The Area Under the Receiver Operator Curve is a commonly used metric of model performance in machine learning and many other binary classification/prediction problems. The idea is to generate a threshold independent measure of how well a model is able to distinguish between two possible outcomes. Threshold independent here just means that for any model which makes continuous predictions about binary outcomes, the conversion of the continuous predictions to binary requires making the choice of an arbitrary threshold above which will be a prediction of 1, below which will be 0.
AUC gets around this threshold problem by integrating across all possible thresholds. Typically, it is calculated by plotting the rate of false positives against false negatives across the range of possible thresholds (this is the Receiver Operator Curve) and then integrating (calculating the area under the curve). The result is typically something like this:
I’ve implemented this algorithm in an R script (https://gist.github.com/cjbayesian/6921118) which I use quite frequently. Whenever I am tasked with explaining the meaning of the AUC value however, I will usually just say that you want it to be 1 and that 0.5 is no better than random. This usually suffices, but if my interlocutor is of the particularly curious sort they will tend to want more. At which point I will offer the interpretation that the AUC gives you the probability that a randomly selected positive case (1) will be ranked higher in your predictions than a randomly selected negative case (0).
Which got me thinking – if this is true, why bother with all this false positive, false negative, ROC business in the first place? Why not just use Monte Carlo to estimate this probability directly?
So, of course, I did just that and by golly it works.
# Simulate some binary outcomes #
n <- 100
x <- runif(n,-3,3)
p <- 1/(1+exp(-x))
y <- bs(p)
# Using my overly verbose code at https://gist.github.com/cjbayesian/6921118
## The hard way (but with fewer lines of code) ##
N <- 10000000
r_pos_p <- sample(p[y==1],N,replace=TRUE)
r_neg_p <- sample(p[y==0],N,replace=TRUE)

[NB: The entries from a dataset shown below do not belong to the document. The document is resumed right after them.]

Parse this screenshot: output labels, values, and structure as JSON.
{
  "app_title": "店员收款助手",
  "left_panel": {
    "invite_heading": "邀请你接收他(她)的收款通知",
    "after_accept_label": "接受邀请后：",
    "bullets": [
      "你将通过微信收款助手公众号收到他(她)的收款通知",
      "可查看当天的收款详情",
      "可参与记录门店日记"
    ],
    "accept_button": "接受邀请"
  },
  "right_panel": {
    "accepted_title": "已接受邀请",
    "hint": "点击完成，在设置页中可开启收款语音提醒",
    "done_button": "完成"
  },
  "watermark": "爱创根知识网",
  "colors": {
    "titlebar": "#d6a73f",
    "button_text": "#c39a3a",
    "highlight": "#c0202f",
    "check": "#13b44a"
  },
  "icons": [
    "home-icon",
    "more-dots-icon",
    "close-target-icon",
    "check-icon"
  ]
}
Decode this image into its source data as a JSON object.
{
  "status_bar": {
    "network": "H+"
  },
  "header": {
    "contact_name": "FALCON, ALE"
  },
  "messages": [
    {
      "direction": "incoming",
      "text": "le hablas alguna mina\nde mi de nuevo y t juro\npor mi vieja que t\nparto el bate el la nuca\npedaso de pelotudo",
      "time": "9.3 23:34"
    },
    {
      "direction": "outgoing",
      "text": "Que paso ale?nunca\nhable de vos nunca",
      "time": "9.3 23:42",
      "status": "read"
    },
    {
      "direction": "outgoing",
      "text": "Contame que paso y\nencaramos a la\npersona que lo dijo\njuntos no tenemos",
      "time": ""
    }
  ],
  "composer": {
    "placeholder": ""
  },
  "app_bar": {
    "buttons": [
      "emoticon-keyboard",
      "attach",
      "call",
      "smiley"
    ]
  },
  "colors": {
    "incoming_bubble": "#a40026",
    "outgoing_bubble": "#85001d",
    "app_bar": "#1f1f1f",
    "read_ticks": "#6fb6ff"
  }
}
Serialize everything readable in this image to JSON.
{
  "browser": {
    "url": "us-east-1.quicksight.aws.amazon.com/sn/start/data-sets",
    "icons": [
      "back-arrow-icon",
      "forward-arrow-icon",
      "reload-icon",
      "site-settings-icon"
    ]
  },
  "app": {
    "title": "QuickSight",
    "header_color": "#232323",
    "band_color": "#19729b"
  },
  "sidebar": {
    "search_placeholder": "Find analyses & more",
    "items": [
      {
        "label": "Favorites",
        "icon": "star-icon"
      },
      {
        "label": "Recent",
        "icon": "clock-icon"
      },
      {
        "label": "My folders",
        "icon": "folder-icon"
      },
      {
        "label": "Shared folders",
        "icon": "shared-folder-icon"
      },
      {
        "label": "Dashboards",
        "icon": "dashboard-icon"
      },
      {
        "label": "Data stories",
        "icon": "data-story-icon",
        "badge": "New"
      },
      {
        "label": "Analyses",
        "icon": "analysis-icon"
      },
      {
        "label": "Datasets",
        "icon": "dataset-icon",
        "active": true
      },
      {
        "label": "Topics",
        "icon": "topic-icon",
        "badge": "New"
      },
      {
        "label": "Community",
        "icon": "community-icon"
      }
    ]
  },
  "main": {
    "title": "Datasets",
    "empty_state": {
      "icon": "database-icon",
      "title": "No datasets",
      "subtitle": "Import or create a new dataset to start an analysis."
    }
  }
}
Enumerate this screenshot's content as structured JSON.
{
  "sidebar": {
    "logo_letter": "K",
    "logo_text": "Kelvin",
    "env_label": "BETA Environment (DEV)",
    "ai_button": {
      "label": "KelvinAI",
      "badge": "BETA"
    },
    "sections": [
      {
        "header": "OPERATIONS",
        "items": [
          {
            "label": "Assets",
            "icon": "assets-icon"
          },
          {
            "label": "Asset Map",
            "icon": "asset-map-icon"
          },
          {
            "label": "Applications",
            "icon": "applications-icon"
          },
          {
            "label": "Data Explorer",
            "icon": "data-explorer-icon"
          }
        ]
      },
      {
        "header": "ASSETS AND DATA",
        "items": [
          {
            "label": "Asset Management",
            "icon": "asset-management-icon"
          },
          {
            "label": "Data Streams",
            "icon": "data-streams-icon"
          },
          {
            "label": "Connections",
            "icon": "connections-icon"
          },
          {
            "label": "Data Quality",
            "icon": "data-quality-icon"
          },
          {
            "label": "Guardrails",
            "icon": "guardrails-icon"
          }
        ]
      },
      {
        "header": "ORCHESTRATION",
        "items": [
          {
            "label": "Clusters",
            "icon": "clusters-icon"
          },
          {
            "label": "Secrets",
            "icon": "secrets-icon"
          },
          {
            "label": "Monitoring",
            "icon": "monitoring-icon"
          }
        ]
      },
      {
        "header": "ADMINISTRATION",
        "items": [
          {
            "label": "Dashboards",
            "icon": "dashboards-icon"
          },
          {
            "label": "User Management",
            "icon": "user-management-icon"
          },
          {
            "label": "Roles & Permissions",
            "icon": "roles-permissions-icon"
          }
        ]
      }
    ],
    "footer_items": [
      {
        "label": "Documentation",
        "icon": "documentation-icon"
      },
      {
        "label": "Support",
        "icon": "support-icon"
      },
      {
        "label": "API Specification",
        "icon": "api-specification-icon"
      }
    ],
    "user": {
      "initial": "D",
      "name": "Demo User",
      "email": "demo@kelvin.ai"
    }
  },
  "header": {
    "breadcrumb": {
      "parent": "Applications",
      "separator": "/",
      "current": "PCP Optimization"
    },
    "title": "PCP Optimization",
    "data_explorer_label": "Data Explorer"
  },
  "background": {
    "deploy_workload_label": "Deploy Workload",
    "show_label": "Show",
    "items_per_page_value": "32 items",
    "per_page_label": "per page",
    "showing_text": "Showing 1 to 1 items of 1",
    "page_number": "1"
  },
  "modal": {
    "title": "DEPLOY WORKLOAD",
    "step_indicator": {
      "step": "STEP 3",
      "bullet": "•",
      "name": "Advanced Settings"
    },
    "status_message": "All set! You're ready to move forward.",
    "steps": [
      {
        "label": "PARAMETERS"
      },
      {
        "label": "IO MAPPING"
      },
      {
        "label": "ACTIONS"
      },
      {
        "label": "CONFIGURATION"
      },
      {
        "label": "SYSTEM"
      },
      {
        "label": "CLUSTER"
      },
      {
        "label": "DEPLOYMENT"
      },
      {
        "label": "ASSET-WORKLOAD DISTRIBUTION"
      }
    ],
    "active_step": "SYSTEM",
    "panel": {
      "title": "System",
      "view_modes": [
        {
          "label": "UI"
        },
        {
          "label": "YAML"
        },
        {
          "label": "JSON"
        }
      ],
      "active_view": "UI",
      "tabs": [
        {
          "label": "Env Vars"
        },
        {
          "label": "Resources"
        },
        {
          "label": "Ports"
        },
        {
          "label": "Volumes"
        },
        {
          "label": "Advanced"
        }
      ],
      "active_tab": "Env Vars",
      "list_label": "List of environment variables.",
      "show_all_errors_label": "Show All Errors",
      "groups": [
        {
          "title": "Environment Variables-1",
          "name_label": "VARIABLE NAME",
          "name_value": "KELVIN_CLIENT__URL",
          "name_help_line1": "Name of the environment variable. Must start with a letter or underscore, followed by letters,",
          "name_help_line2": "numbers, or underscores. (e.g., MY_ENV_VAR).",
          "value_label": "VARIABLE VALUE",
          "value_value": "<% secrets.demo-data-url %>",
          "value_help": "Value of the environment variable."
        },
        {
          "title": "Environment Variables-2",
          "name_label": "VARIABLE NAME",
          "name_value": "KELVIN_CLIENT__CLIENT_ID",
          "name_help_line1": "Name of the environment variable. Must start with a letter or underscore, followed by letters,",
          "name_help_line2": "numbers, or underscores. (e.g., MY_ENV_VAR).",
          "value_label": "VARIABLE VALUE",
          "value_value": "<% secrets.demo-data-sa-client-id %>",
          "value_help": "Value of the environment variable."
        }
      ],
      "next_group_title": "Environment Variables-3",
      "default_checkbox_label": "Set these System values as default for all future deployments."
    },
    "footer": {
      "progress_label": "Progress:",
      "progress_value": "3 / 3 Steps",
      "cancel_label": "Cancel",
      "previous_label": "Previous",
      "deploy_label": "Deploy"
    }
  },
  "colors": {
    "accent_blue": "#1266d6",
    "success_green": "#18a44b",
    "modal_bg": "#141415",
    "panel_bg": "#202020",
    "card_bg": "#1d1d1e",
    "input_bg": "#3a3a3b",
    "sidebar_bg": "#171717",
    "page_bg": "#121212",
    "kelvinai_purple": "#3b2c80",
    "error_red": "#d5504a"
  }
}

# Monte Carlo probability of a randomly drawn 1 having a higher score than
# a randomly drawn 0 (AUC by definition):
rAUC <- mean(r_pos_p > r_neg_p)
By randomly sampling positive and negative cases to see how often the positives have larger predicted probability than the negatives, the AUC can be calculated without the ROC or thresholds or anything. Now, before you object that this is necessarily an approximation, I’ll stop you right there – it is. And it is more computationally expensive too. The real value for me in this method is for my understanding of the meaning of AUC. I hope that it has helped yours too!